Dans ce qui suit, nous éviterons d’utiliser les termes à la mode comme « politique néolibérale » et « mondialisation ». Et ce pour les raisons suivantes :

Premièrement, ils prêtent à confusion parce qu’ils reviennent à affirmer implicitement qu’on assiste à l’heure actuelle à une nouvelle phase de développement du système capitaliste. Ce qui n’est pas le cas, nous nous trouvons toujours dans la période que Mandel avait désignée du nom de « Capitalisme tardif » ou « Troisième âge du capitalisme » et toutes les caractéristiques de cette période qu’il avait définies, correspondent au développement actuel de la politique du capital. Ce qui a changé c’est uniquement la vitesse à laquelle le capitalisme s’est imposé partout dans le monde. Cette formidable accélération remonte à l’écroulement du bloc de l’Est.

Deuxièmement le terme « mondialisation » n’est qu’une autre dénomination pour désigner une tendance inhérente au capitalisme, son expansion dans le monde entier – ce qui n’est donc en rien un changement qualitatif.

Troisièmement le concept de « néolibéralisme » est un terme imprécis, en effet il y a plusieurs écoles néolibérales, dont certaines très éloignées de l’actuelle politique économique reposant sur l’offre (ainsi le néolibéralisme allemand classique de l’école de Eucken, Röpke etc. préconise une intervention de l’État dans la vie économique).

Et quatrièmement ces deux concepts sont souvent utilisés dans un sens laissant entendre qu’il existe un « autre » capitalisme — dans le même ordre d’idées apparaissent également des classifications zoologiques comme « capitalisme carnassier » par exemple. Il faut absolument objecter que, aujourd’hui comme hier, nous avons affaire au capitalisme au sens commun du terme et que la question de savoir s’il est plus ou moins « rapace » dépend uniquement des rapports de forces dans la société.

Et là est le sujet, car ce qui est décisif pour évaluer ces rapports de forces c’est l’état des organisations des salariés.

2. Politique économique libérale et ses conséquences sur le mouvement syndical

Sur le plan mondial et européen, nous nous trouvons toujours dans une phase d’onde longue à dominante dépressive. L’objectif de la classe au pouvoir ces vingt dernières années a été de trouver une solution pour sortir de la crise économique qui perdure, solution permettant tout simplement de relever les taux de profit grâce à un faisceau de mesures.

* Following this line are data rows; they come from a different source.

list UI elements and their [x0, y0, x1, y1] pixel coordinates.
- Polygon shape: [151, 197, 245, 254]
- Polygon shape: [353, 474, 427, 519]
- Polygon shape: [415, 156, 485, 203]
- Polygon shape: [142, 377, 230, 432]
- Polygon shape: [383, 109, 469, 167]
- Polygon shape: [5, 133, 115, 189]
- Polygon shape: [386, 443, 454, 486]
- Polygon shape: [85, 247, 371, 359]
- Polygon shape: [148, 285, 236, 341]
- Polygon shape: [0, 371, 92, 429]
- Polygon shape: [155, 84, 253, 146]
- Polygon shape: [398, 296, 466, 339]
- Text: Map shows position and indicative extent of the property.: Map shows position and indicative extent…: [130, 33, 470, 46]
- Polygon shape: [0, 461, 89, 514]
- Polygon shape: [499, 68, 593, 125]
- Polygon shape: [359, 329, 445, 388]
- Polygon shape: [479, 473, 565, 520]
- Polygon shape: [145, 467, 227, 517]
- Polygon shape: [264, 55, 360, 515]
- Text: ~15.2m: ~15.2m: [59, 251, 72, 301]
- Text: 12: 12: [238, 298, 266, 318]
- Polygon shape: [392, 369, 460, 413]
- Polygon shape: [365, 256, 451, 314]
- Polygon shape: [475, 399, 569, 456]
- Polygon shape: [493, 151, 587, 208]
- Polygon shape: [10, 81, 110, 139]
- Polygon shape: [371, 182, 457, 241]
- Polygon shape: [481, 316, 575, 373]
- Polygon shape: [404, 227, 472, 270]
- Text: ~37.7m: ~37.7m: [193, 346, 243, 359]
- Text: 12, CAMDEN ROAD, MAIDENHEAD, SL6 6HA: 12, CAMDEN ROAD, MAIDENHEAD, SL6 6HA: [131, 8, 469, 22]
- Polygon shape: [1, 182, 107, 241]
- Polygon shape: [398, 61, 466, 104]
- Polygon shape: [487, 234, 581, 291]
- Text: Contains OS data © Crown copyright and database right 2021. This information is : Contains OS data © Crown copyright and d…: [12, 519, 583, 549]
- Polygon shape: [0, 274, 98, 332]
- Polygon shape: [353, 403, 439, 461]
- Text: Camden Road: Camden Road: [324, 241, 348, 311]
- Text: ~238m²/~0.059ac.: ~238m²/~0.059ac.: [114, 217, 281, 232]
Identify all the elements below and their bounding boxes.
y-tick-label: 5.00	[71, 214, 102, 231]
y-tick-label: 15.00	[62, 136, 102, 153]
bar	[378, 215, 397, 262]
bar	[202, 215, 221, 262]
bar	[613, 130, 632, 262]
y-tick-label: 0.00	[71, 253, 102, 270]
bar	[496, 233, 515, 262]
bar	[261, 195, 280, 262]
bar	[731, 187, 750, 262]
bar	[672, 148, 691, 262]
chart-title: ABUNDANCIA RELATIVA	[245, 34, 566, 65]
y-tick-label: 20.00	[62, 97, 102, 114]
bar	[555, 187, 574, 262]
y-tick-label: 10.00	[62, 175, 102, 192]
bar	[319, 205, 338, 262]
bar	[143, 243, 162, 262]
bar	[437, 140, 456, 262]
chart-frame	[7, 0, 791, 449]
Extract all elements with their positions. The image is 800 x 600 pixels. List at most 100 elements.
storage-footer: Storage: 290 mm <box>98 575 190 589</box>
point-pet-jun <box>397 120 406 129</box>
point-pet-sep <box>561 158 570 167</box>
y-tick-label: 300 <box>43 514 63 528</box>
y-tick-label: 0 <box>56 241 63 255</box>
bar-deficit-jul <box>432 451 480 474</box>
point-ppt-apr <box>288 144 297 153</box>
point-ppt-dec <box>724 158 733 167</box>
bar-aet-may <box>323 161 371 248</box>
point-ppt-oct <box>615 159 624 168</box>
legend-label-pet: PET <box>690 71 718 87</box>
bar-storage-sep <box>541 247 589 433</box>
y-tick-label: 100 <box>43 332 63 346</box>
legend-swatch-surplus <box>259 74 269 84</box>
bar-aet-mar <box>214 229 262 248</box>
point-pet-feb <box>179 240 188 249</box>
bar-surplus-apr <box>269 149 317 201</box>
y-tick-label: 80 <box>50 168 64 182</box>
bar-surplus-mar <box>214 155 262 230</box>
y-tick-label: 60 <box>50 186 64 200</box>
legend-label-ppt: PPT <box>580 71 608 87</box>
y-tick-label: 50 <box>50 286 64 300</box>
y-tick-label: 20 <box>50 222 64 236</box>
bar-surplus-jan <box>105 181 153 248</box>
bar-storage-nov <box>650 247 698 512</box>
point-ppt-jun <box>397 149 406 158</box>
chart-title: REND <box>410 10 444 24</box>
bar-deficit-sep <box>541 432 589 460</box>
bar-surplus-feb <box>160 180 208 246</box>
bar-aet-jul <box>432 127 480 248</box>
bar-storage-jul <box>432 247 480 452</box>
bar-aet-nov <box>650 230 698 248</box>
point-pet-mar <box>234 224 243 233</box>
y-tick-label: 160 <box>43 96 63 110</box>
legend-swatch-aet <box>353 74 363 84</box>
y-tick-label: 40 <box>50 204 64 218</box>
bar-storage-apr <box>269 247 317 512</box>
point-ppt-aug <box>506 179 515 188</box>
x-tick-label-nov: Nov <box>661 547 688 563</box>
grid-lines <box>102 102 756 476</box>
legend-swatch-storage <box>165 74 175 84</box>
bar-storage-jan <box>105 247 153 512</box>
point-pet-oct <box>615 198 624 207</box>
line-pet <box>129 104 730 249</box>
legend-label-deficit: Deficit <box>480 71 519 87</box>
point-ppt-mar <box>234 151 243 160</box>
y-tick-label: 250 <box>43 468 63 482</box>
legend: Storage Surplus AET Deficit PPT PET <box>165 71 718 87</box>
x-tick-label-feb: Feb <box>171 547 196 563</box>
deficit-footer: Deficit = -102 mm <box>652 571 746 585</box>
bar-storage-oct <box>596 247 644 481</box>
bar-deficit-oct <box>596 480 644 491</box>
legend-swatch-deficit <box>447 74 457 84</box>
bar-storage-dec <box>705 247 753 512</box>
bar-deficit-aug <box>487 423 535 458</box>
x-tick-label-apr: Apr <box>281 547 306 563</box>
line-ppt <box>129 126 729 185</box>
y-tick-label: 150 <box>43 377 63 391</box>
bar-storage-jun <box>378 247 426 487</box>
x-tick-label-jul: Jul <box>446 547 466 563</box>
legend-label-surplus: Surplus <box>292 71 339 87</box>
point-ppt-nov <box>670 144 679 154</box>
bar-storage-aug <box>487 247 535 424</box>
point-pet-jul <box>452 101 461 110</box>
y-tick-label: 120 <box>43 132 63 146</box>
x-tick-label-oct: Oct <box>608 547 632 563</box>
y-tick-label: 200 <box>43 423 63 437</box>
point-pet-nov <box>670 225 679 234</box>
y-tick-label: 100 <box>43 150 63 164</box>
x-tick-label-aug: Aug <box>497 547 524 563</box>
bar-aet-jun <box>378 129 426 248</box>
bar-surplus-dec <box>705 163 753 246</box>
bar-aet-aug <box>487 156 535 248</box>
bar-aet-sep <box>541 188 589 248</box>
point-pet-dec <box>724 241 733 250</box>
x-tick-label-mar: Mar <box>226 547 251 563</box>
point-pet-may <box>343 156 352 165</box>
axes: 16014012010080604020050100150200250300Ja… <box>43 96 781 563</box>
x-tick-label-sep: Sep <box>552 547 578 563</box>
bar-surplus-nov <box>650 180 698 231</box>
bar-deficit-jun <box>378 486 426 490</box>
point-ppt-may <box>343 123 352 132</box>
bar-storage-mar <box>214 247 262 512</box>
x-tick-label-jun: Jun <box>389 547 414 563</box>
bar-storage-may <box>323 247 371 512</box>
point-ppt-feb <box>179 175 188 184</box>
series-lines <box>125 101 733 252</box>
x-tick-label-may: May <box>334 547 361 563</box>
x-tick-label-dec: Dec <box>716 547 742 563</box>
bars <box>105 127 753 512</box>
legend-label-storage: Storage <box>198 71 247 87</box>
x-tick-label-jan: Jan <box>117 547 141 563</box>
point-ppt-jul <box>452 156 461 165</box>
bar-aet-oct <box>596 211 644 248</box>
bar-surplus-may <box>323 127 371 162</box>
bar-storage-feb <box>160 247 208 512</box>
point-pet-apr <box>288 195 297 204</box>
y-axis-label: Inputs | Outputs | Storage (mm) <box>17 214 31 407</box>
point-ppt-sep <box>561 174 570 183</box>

En substance, il s’agit des points suivants, que nous aborderons de façon plus approfondie par la suite :

— Précarisation des conditions de travail. Comme nous pouvons le voir par exemple en Allemagne, on assiste à une diminution drastique des prétendues « conditions normales de travail » c’est-à-dire un emploi à temps plein et à durée illimitée .

— Tentative d’importation de main-d’œuvre bon marché ; dans ce domaine la directive Bolkestein devrait être une avancée décisive pour le capital.

— Diminution des coûts dans le domaine social (baisse des retraites et diminution de la protection maladie etc.) et cela grâce à la privatisation et à la réduction des subventions.

— Internationalisation de la production (à l’intérieur et hors d’Europe). C’est ce qu’on appelle aujourd’hui « mondialisation » ce qui d’un point de vue qualitatif n’est pas nouveau. La différence est qu’aujourd’hui, d’une part la vitesse de ce processus a augmenté considérablement et que d’autre part, en raison de la révolution technologique, le transfert d’unités de production est plus aisé et plus rapide que jamais, ce qui signifie que la production se localise prioritairement là où les coûts salariaux sont les plus faibles.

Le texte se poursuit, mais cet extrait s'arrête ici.